Vitalik Buterin Hits at FTX Failings, Backs Ethereum’s Model

  • Buterin contrasts Ethereum’s open governance with FTX’s centralization to show safety.
  • SBF’s team renews debate with solvency claims, intensifying questions over FTX governance.
  • FTX’s collapse led to rising DEX adoption, supporting Ethereum’s community model.

At Devconnect Argentina, Ethereum co-founder Vitalik Buterin criticized FTX and contrasted its centralized structure with Ethereum’s decentralized model. The remarks, delivered in Buenos Aires, focused on how the exchange collapsed under decisions made by a few insiders. Buterin addressed the crowd to explain why he believes Ethereum’s open and community-run process avoids those risks.

Centralization at FTX 

Buterin opened his talk by showing Sam Bankman-Fried’s past public quote about wanting to create global good and then argued that FTX operated in the opposite direction. He stated that the exchange relied on trust in a small leadership circle, which left users exposed to decisions they could not see. This point led him to frame FTX as the reverse of Ethereum’s “can’t be evil” design.

The discussion then changed to FTX’s structure and the events that followed its collapse. According to court findings, FTX secretly sent billions of dollars in customer funds to Alameda Research to cover trading losses. 

These decisions led to wider damage across several platforms and ended with Bankman-Fried receiving a 25-year sentence for fraud, money laundering, and conspiracy. This context helped Buterin support his argument about how centralization increases systemic risks for users.

However, the issue resurfaced recently when an account tied to Bankman-Fried posted a 14-page document on X. The document claimed FTX held $25 billion in assets against $13 billion in liabilities when it entered bankruptcy. 

His team argued that they faced a temporary liquidity crunch and blamed external legal counsel for accelerating the bankruptcy process. This dispute added scrutiny to long-standing questions about governance failures at centralized exchanges.

Ethereum Community-Driven Governance Model

Buterin used those details to contrast Ethereum’s development method. He explained that Ethereum relies on proposals reviewed and debated openly by builders and users. He said this structure limits reliance on a single authority and keeps decision-making transparent. 

Each upgrade moves through a public process that includes scrutiny, testing, and community input. This comparison guided the conversation toward investor behavior. Buterin noted that distrust in centralized exchanges has grown since the FTX collapse. 

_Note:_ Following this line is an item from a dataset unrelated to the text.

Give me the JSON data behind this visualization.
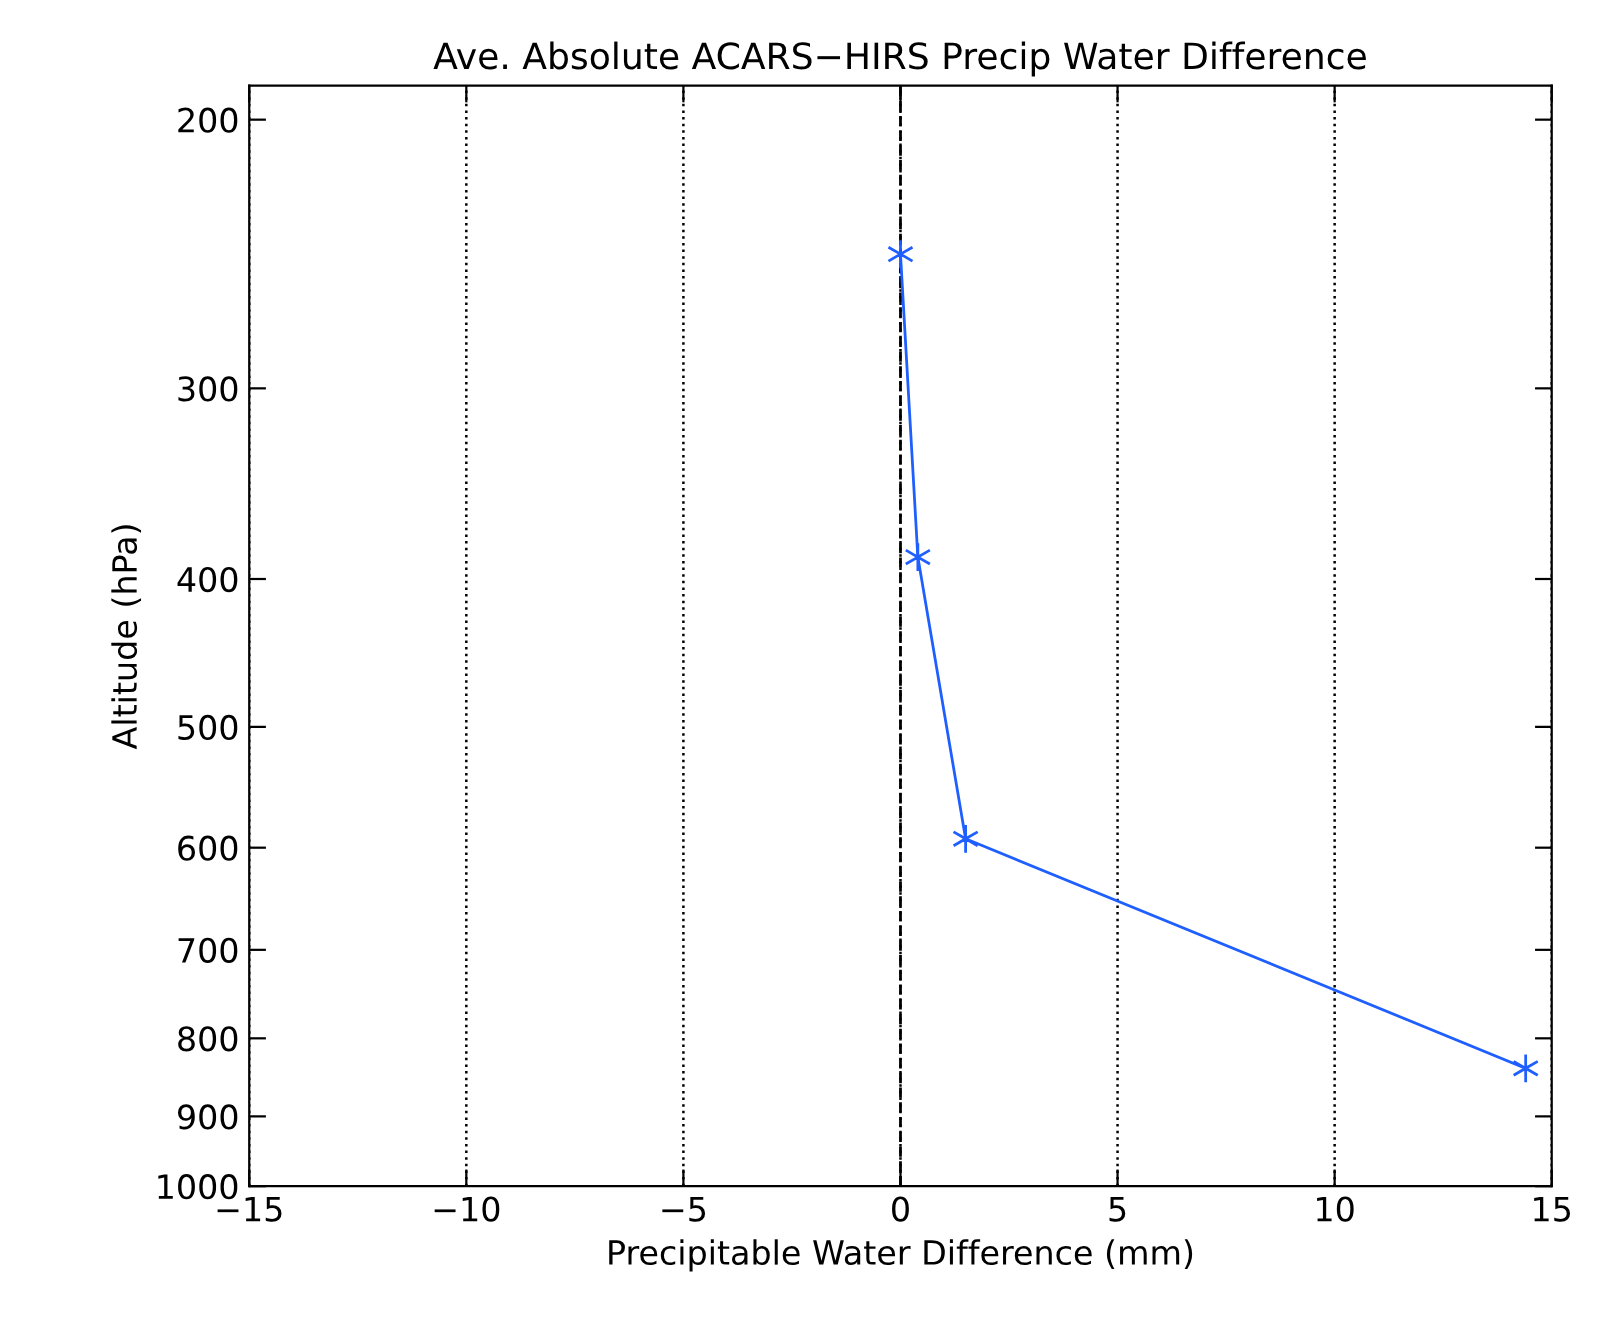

He pointed to rising activity on decentralized exchanges, including platforms like Hyperliquid, which launched after the FTX failure. According to Hyperliquid founder Jeff Yan, the collapse gave users a clear reason to seek systems where trust in a single operator is not required.

The rise of decentralized exchanges connected directly to Ethereum’s broader vision. Buterin emphasized that Ethereum works as a community rather than a company. He explained that companies operate through hub-and-spoke systems with power concentrated in the center, while communities distribute responsibility across many participants. He said this difference creates a structure where no single group can quietly take actions like those exposed at FTX.

Related: Judges Question Sam Bankman-Fried’s Bid to Reverse FTX Conviction

FTX Claims Lead to New Tension

The statements from Bankman-Fried’s team also added new scrutiny to the discussion. Their document said the exchange owed $8 billion to customers and insisted those funds “never left.” 

They further claimed that 98% of creditors have received 120% repayment and that remaining payouts may reach up to 143%. They added that the estate still holds $8 billion after legal fees and repayments.

These claims were similar to Bankman-Fried’s earlier comments in an interview with Tucker Carlson from prison. He said FTX had “enough money” to repay users and pointed to panic withdrawals as the trigger for the collapse. However, the jury verdict and court records documented the misuse of customer funds, which drove the case toward its final outcome.

Meanwhile, Vitalik Buterin’s critique placed FTX on the centralization debate in crypto. His remarks compared Ethereum’s public decision-making with the closed structure that led to FTX’s downfall. The ongoing claims from Bankman-Fried’s camp add more questions to these governance issues.